Firstly, we tried to verify how many attacks happened before Pegida and then 2015, -16 and -17 compared. What we observed a huge increase from 2014 to 2015, where we went from four attacks (defined as physically attacked via beating including spitting) on journalists and then in 2015 43 reports of violence often at the Pegida rallies or other populist movement like Alternative for Germany (AFD) and other gatherings throughout Germany.

 …leaders of these populist movements have from the outset claimed that journalists are “Lügenpresse”, and flagged this point via speeches, posts on social media and raised overall distrust of the media.

We observed that there is a connection because the leaders of these populist movements have from the outset claimed that journalists are “Lügenpresse”, and flagged this point via speeches, posts on social media and raised overall distrust of the media.

Many populist movements take social media posts that amplify their narrative, for instance something negative relating to refugees are presented with spurious examples like “Refugees Receive an Iphone” which are designed to bolster their agenda. They frame the conditions of what they term “Lügenpresse” and then they share the content and claim it to be mainstream media and in cohort with the government. The frame is such that they claim journalists have lost impartiality from government and are acting as a propaganda machine.

Which platforms are the worst for amplifying this phenomenon? 

The platforms weren’t part of our main research, but the main channels for them were Facebook, Twitter, YouTube and some alternative media such as magazines, or info-sheets that then take on the form of authoritative and authentic media. The reach of this kind of social media facilitated the rise of the fake news, which were self-perpetuating creating an echo-chamber or filter-bubble effect. What we know is that the fake news often lacked sources, but used statements to confirm their position.

Who should do something about this, and how?
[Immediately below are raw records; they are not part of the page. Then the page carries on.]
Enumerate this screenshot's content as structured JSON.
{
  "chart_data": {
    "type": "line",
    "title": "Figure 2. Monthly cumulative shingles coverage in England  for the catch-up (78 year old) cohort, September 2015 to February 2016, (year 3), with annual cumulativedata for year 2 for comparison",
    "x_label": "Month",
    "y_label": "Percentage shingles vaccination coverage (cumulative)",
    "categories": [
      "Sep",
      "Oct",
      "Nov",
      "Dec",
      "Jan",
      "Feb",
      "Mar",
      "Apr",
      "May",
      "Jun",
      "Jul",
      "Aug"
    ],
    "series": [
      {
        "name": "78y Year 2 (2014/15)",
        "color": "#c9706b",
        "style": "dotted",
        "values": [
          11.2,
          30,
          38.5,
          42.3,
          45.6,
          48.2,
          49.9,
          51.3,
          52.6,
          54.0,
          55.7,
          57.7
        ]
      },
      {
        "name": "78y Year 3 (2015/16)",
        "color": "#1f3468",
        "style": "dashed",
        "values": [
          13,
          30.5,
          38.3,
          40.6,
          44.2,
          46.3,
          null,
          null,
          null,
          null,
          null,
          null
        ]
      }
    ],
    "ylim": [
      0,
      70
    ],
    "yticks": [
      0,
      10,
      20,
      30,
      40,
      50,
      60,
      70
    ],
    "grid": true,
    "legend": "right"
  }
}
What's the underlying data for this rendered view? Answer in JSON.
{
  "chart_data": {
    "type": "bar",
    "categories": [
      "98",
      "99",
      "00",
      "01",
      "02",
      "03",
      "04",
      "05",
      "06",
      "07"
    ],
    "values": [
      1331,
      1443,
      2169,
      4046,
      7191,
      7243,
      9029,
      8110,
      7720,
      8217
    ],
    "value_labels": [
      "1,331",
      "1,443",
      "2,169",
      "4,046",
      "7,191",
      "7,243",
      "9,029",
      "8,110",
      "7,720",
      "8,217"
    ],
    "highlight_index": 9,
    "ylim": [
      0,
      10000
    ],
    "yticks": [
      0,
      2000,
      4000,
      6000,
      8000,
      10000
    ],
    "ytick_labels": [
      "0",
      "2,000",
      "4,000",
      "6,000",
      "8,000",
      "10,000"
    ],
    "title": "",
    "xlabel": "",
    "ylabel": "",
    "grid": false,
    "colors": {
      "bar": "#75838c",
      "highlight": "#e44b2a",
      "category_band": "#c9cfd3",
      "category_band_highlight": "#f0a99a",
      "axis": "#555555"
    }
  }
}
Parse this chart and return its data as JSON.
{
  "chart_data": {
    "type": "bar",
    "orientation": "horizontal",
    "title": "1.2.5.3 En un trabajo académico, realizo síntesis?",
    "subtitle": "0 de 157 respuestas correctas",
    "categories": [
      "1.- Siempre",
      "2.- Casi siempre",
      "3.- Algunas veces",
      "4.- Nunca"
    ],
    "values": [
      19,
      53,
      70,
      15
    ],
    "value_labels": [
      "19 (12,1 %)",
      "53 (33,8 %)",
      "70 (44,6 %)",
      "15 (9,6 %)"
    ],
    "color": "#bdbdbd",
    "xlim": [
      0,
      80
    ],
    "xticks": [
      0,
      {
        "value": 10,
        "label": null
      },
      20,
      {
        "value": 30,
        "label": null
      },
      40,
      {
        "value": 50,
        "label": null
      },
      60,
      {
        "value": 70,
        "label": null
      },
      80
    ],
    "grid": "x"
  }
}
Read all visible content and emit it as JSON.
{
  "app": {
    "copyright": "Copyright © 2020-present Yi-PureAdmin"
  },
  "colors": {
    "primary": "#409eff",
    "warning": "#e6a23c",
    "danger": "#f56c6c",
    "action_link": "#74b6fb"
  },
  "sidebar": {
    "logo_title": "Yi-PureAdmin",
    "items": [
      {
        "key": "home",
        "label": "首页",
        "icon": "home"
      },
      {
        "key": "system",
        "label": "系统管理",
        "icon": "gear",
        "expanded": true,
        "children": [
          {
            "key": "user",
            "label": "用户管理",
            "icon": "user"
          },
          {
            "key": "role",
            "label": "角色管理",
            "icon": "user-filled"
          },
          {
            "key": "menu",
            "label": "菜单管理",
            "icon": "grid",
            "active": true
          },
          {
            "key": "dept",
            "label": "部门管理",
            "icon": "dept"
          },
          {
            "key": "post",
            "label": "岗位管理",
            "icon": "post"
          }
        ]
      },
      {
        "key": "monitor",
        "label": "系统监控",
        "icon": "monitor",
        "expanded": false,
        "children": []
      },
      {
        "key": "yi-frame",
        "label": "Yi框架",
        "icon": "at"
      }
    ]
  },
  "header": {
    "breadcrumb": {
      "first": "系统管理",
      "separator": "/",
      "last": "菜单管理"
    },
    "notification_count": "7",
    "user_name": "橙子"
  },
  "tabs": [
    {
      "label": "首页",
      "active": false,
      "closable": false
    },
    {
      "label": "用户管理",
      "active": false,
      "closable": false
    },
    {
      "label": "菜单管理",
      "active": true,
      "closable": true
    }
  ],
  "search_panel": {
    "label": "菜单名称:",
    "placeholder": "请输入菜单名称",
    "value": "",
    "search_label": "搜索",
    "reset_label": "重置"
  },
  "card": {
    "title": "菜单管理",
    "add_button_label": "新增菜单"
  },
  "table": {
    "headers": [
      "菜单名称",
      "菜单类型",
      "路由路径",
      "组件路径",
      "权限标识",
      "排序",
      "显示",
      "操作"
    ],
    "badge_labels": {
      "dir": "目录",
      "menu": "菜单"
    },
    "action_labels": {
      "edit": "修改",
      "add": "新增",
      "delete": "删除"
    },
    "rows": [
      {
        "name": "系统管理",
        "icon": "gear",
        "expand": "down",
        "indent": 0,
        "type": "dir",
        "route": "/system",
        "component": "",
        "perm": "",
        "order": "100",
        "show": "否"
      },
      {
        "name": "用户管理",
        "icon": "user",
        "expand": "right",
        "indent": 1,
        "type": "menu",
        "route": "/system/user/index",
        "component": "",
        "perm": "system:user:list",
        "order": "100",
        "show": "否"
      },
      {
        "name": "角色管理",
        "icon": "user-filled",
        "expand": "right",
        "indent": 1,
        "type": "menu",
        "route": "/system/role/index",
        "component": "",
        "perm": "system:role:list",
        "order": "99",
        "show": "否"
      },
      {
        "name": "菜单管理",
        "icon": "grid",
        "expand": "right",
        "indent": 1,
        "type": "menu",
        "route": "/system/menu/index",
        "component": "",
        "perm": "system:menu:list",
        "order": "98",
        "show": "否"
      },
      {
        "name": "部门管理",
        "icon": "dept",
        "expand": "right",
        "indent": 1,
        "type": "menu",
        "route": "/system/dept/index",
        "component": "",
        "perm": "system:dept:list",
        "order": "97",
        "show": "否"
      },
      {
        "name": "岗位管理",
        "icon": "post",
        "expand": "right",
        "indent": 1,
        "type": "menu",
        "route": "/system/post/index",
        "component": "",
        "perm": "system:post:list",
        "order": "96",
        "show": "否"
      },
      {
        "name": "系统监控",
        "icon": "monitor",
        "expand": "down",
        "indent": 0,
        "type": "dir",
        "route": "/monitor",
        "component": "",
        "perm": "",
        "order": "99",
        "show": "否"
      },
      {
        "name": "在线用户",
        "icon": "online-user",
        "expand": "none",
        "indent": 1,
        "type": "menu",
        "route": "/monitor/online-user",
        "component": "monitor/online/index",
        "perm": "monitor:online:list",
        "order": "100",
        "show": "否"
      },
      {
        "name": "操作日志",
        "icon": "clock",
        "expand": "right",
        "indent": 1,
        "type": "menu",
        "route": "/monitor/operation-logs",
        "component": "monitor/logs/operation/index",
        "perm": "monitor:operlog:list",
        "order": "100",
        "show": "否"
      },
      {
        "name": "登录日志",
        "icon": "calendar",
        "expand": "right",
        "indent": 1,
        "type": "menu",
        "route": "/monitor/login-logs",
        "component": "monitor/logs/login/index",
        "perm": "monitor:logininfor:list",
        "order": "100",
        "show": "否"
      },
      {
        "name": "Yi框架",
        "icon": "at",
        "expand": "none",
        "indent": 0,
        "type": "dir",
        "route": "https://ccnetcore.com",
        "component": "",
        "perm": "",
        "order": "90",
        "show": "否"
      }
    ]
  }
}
In the first place, everyone, by challenging the posts, or tweets with an objective answer. The other side, where there is responsibility are the big strong enterprises such as Facebook, Twitter, YouTube and alike that have a responsibility and currently admonish themselves of responsibilities that old-media have. Thirdly, I am not convinced by the German proposal to have publishers remove posts within a week because it pushes the big enterprises to delete posts that might not actually be fake or hate speech. I think it needs further thought because the German proposition could become a chilling effect in countries where well researched media is suppressed. I think some legislation can be useful, but the German approach needs more thought. The problem we have is that commercial enterprise is risk averse, and they would rather not spend their earnings on moderation, so in the end perhaps a form of self-regulation with some strong penalties for non-compliance on a case by case basis set against the rule of law. I am a fan of self-regulation, because hate speech and fake news is not erased well enough and with a law at European level could provide an incentive for this to happen.